2.5.3 Derajat Kemasaman (pH)
Derajat kemasaman merupakan gambaran dari jumlah atau aktivitas ion
hidrogen didalam air. Secara umum nilai pH air menggambarkan keadaan
seberapa besar tingkat keasaman atau kebasaan suatu perairan. Perairan dengan
nilai pH = 7 berati kondisi air bersifat netral, pH < 7 berarti kondisi air bersifat
asam, sedangkan pH > 7 berarti kondisi air bersifat basa. Batas toleransi
organisme terhadap pH bervariasi tergantung pada suhu, oksigen terlarut, dan
kandungan garam-garam ionik suatu perairan. Kebanyakan perairan alami
memiliki pH berkisar antara 6-9. Sebagian besar biota perairan sensitif terhadap
27
perubahan pH dan menyukai nilai pH sekitar 7–8,5 (Effendi, 2003). Nilai pH
sangat menentukan dominansi fitoplankton. Pada umumnya alga biru lebih
menyukai pH netral sampai basa dan respon pertumbuhan negatif terhadap asam
(pH<6), Chrysophyta umumnya pada kisaran pH 4,5–8,5, dan pada umumnya
diatom pada kisaran pH yang netral akan mendukung keanekaragaman jenisnya
(Wijaya, 2009).
2.5.4 Karbondioksida (CO2)
Karbondioksida merupakan salah satu komponen yang dibutuhkan
fitoplankton dan tumbuhan air untuk fotosintesis. Tumbuhan akuatik, misalnya
alga, lebih menyukai karbondioksida sebagai sumber karbon dibandingkan
dengan bikarbonat dan karbonat (Effendi, 2003). Bikarbonat sebenarnya dapat
berperan sebagai sumber karbon. Namun di dalam kloroplas bikarbonat harus
dikonversi terlebih dahulu menjadi karbondioksida dengan bantuan enzim
karbonik anhidrase (Boney dalam Effendi, 2003).

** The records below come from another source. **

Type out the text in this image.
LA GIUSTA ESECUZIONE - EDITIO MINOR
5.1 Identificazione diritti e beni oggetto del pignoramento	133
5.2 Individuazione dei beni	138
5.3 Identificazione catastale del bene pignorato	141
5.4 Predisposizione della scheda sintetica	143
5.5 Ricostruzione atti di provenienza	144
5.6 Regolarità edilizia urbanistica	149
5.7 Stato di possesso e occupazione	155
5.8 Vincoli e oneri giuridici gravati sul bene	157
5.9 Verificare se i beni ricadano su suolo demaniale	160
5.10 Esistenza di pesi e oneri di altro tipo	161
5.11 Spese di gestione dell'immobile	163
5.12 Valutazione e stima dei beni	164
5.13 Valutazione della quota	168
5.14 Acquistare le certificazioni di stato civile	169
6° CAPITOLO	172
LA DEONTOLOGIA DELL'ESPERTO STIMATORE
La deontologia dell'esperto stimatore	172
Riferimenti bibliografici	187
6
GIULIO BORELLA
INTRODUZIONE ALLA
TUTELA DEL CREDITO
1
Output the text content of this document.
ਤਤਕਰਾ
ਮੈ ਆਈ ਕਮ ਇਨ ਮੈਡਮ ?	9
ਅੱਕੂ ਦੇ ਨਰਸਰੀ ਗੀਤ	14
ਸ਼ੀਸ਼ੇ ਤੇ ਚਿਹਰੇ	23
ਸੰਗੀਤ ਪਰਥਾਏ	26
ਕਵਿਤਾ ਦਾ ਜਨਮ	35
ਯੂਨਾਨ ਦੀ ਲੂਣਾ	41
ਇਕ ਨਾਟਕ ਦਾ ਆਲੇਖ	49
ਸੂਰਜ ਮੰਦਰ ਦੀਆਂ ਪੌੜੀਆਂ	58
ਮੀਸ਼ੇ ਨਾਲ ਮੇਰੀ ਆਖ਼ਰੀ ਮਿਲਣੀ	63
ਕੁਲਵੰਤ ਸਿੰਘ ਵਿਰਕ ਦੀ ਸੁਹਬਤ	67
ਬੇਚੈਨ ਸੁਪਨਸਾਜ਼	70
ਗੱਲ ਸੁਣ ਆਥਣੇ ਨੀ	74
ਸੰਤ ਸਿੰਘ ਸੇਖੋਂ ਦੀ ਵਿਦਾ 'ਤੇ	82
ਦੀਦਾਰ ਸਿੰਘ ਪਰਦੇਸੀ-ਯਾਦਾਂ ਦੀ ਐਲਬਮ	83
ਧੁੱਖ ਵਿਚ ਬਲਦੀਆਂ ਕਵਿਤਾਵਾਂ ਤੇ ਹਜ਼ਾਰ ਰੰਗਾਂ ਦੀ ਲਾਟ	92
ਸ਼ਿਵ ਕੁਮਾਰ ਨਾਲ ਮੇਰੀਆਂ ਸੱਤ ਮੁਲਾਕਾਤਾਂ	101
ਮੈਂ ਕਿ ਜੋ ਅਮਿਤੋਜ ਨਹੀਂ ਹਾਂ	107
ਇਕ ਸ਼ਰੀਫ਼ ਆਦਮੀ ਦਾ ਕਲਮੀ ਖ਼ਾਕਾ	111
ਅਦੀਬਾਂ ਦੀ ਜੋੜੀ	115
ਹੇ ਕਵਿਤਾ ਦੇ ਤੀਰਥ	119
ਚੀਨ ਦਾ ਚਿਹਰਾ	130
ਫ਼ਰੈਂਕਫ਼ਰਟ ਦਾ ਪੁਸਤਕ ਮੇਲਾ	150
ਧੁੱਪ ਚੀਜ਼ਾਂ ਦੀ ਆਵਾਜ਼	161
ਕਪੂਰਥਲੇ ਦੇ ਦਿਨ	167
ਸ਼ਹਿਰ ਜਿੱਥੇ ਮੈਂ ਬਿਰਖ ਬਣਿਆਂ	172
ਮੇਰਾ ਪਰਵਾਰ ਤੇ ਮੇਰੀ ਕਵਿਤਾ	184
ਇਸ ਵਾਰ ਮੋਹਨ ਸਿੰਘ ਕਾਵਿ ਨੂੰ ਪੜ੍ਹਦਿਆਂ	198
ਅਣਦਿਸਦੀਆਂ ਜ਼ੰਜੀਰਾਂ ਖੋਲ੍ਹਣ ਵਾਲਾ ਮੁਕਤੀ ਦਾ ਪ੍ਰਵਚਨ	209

Sumber Karbondioksida yang utama ialah dari proses pernafasan organism-
organisme di perairan. Gas karbondioksida juga dapat diabsorbsi dari udara
(Nontji, 2008). Ketersediaan karbondioksida terlarut di air dapat bersumber dari
air tanah, dekomposisi zat organik, respirasi organisme air, senyawa kimia dalam
air maupun dari udara namun dalam jumlah yang sangat sedikit (Apridayanti,
2008).
28
2.5.5 DO (Dissolved Oxygen = Oksigen Terlarut )

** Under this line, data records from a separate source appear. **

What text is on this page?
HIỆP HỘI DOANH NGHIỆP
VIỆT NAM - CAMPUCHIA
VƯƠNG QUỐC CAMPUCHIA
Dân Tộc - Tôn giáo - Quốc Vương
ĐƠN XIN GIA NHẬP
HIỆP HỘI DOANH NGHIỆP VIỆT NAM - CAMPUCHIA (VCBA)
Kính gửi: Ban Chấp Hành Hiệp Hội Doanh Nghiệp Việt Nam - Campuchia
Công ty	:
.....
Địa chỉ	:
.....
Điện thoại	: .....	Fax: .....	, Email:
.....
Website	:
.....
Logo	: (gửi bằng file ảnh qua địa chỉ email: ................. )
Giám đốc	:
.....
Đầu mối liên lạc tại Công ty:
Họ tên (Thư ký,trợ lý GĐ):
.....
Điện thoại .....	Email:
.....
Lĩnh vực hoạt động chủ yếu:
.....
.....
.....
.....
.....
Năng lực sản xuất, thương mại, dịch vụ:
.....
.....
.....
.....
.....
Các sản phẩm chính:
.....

Oksigen terlarut merupakan kebutuhan dasar untuk kehidupan tanaman
dan hewan air. Oksigen di perairan bersumber dari difusi udara maupun hasil
proses fotosintesis oleh fitoplankton dan tumbuhan air di zona eufotik. Kadar
oksigen terlarut di perairan bervariasi bergantung pada suhu, salinitas, turbulensi
air dan tekanan atmosfer. Kelarutan oksigen 2 mg/l sudah cukup untuk
mendukung kehidupan fitoplankton selama perairan tersebut tidak mengandung
bahan-bahan yang bersifat toksik (Indrayani, 2000).